Stiles ne savait pas vraiment ce qui lui prenait à se dire qu'il avait une chance de fuir alors qu'il savait pertinemment que c'était fichu. A vrai dire, il ne pensait même pas pouvoir s'éveiller ou rouvrir les yeux jusqu'à ce qu'il ait fini par le faire. Et même s'il avait mal, si corps et esprit étaient plus lourds que jamais, Stiles arrivait plus ou moins à penser, à réfléchir. A être lucide. Il se savait en grand danger, à deux pas de la mort. A l'intérieur, quelque chose le rongeait – sans doute ce qu'on l'avait forcé à boire. Ça le brûlait, ça le tuait.
Mais Stiles se connaissait et s'il était seul… Il n'allait pas attendre ici que la mort vienne le cueillir. Qu'elle débarque à bras ouverts ou non, il n'avait pas la moindre intention de la laisser faire son travail de cette façon.
Parce qu'il n'était pas comme ça, pas du genre à se laisser faire.
On lui avait toujours dit qu'il était chiant, emmerdant, toujours à bouger, sans arrêt. Ce qui était un défaut pour certains allait lui servir pour d'autres. Stiles ne savait toujours pas exactement ce qu'on lui voulait, mais il n'avait pas la moindre intention de faciliter la tâche à ces loups de malheur. La respiration lourde, il eut un mal fou à décoller son ventre de la terre. La brise fraîche de la nuit le fit violemment frissonner, passant sur sa peau aussi doucement que la lame d'un couteau. Stiles eut d'ailleurs l'impression de sentir son propre sang couler sur son corps. Mais du peu qu'il y voyait, il n'y avait rien. Une chose était certaine, il avait froid. Constata qu'il était nu. Afficha un air interdit. Réprima aussitôt la nuée de questions qui montait lentement en lui. Depuis son réveil, tout avait l'air ralenti.

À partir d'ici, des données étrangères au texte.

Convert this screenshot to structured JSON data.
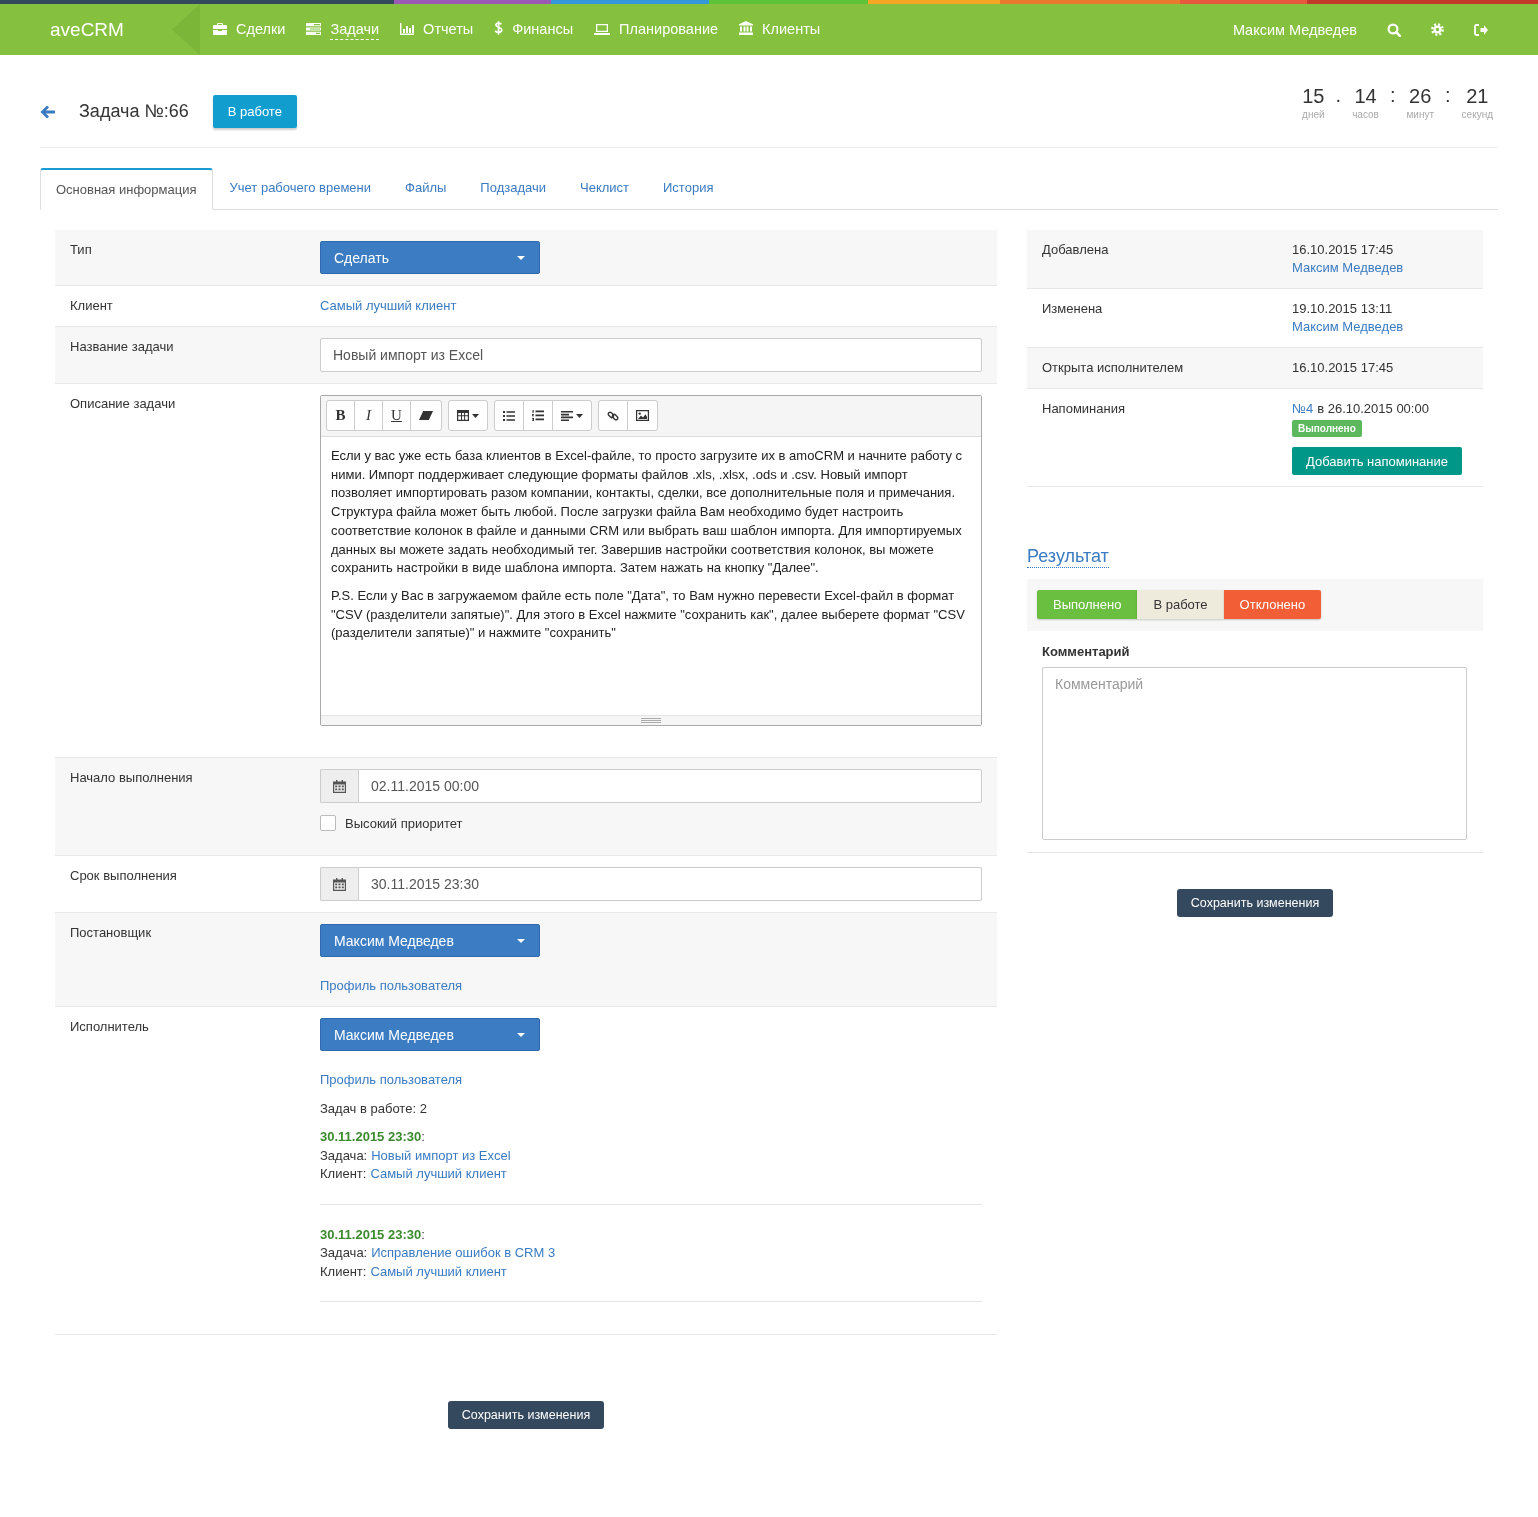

Était-ce réellement le moment de s'interroger ? Stiles tourna la tête. Pas un loup à l'horizon. Il ne savait pas pourquoi il se trouvait là, mais il se doutait bien qu'on l'avait laissé ici dans le but de revenir le chercher rapidement.
Alors, il n'avait pas de temps à perdre. Quelques minutes pourraient lui suffire à les emmerder. En cet instant, Stiles ne pensait qu'à leur mettre des bâtons dans les roues. La peur, la douleur, les traumatismes qu'on lui avait causés… Tout ça, il n'y pensait pas pour le moment, pour la simple et bonne raison qu'il était lui… En partie seulement. C'était la partie froide et pragmatique de son cerveau qui agissait, celle qui ne cherchait qu'à lui permettre de survivre.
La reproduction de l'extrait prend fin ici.